When an application is made for an SGC the police will wish to satisfy themselves that the applicant may be permitted to possess a shotgun without danger to public safety or to the peace. This will necessitate an interview and consideration of the applicant's security arrangements. The law does not require the applicant to make out a good case for being granted an SGC, but rather extends the police's grounds for refusing one. The police should therefore need to make further inquiries only where it comes to their notice that there may be genuine doubts about the applicant's reason for wishing to possess a shotgun.
When completing the SGC application you will be asked whether you have ever been convicted of any offence at any time. Do NOT be tempted to "forget" even the most trivial offence, no matter how long ago it was. The Rehabilitation of Offenders Act does NOT apply when applying for an SGC and the police DO check thoroughly. Previous convictions do not always necessarily mean refusal to grant an SGC, but if you do not declare an offence and it is revealed by the police checks, then you will certainly be refused and will also be looking at prosecution for having made a false declaration to obtain an SGC.
The application also requires you to nominate a countersignatory to certify that they know of no reason why you should not be permitted to possess shotguns, and to verify to the best of their knowledge that the information provided on the form is true. The countersignatory is not required to provide the information requested of referees for FAC applications, but the police may contact the countersignatory where there are doubts about the applicant's suitability. Members of your family are not permitted to act as countersignatories, nor are serving police officers, nor a Registered Firearms Dealer.
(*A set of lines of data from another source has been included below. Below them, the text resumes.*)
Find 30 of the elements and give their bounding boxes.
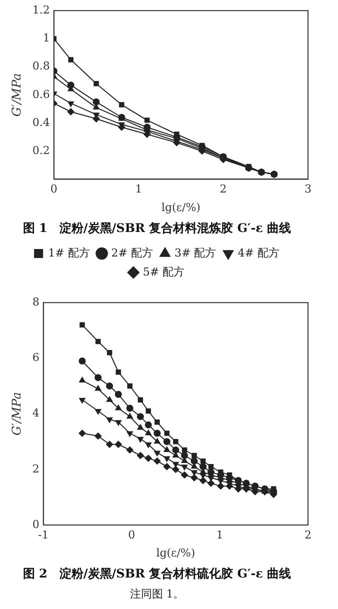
y-tick-label: 0: [32, 518, 40, 531]
text: 图 2 淀粉/炭黑/SBR 复合材料硫化胶 G′-ε 曲线: [22, 566, 292, 581]
y-tick-label: 6: [32, 351, 40, 364]
y-tick-label: 0.6: [32, 88, 50, 101]
legend-label: 1# 配方: [48, 246, 90, 260]
y-axis-title: G′/MPa: [9, 392, 24, 436]
y-tick-label: 1: [42, 32, 50, 45]
y-tick-label: 0.8: [32, 60, 50, 73]
y-tick-label: 1.2: [32, 3, 50, 16]
legend-label: 4# 配方: [238, 246, 280, 260]
y-axis-title: G′/MPa: [9, 73, 24, 117]
x-tick-label: 1: [135, 182, 142, 196]
legend-label: 3# 配方: [174, 246, 216, 260]
text: 图 1 淀粉/炭黑/SBR 复合材料混炼胶 G′-ε 曲线: [22, 220, 292, 235]
y-tick-label: 0.2: [32, 144, 50, 157]
y-tick-label: 2: [32, 462, 40, 476]
x-tick-label: 2: [304, 528, 312, 542]
x-tick-label: -1: [38, 528, 49, 542]
y-tick-label: 4: [32, 406, 40, 420]
x-tick-label: 3: [304, 182, 312, 196]
x-tick-label: 2: [220, 182, 227, 196]
legend-label: 5# 配方: [142, 265, 185, 278]
y-tick-label: 0.4: [32, 116, 50, 129]
legend-label: 2# 配方: [111, 246, 154, 260]
x-tick-label: 0: [128, 528, 136, 542]
text: 注同图 1。: [130, 587, 184, 600]
x-axis-title: lg(ε/%): [161, 200, 200, 214]
x-tick-label: 1: [216, 528, 224, 542]
x-axis-title: lg(ε/%): [156, 546, 196, 560]
y-tick-label: 8: [32, 295, 40, 308]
When an SGC is granted it permits the holder to possess any number of shotguns. Unlike an FAC, separate authorities are not required for each gun. However, the practical limit to the number of guns possessed will be dictated by the amount and nature of the security which the SGC holder has. The precise requirements for storage of shotguns are not actually specified in law. The legislation merely says that they "must be stored securely at all times so as to prevent, so far as is reasonably practicable, access to the guns by unauthorized persons". In practice, a steel cabinet constructed and certified to comply with BS 7558 and bolted to the wall is the norm. The vast majority of commercially available gun and rifle cabinets meet the necessary standards. Again, seek advice from established Club members and your police Firearms Enquiry Officer on the subject of firearm security. If your premises have shared access, for example if you live in an apartment block, the requirements may be more stringent. You should also note that the police will want to ensure that only you in your household will have access to the guns, so you must be able to reassure them that no other person will have access to the cabinet keys or knows the location of any spare set. Some years ago a well-respected solicitor had his Firearm and Shotgun Certificates revoked because he admitted that his 80 year old mother knew where the spare keys to his gun cabinet were kept. There was no evidence that his mother actually handled the guns - the mere fact that she knew where the keys were, was sufficient to cause the loss of his certificates.
Please note: 1) Licence is a noun and License is a verb and 2) Advice is a noun and Advise is a verb in British English spelling.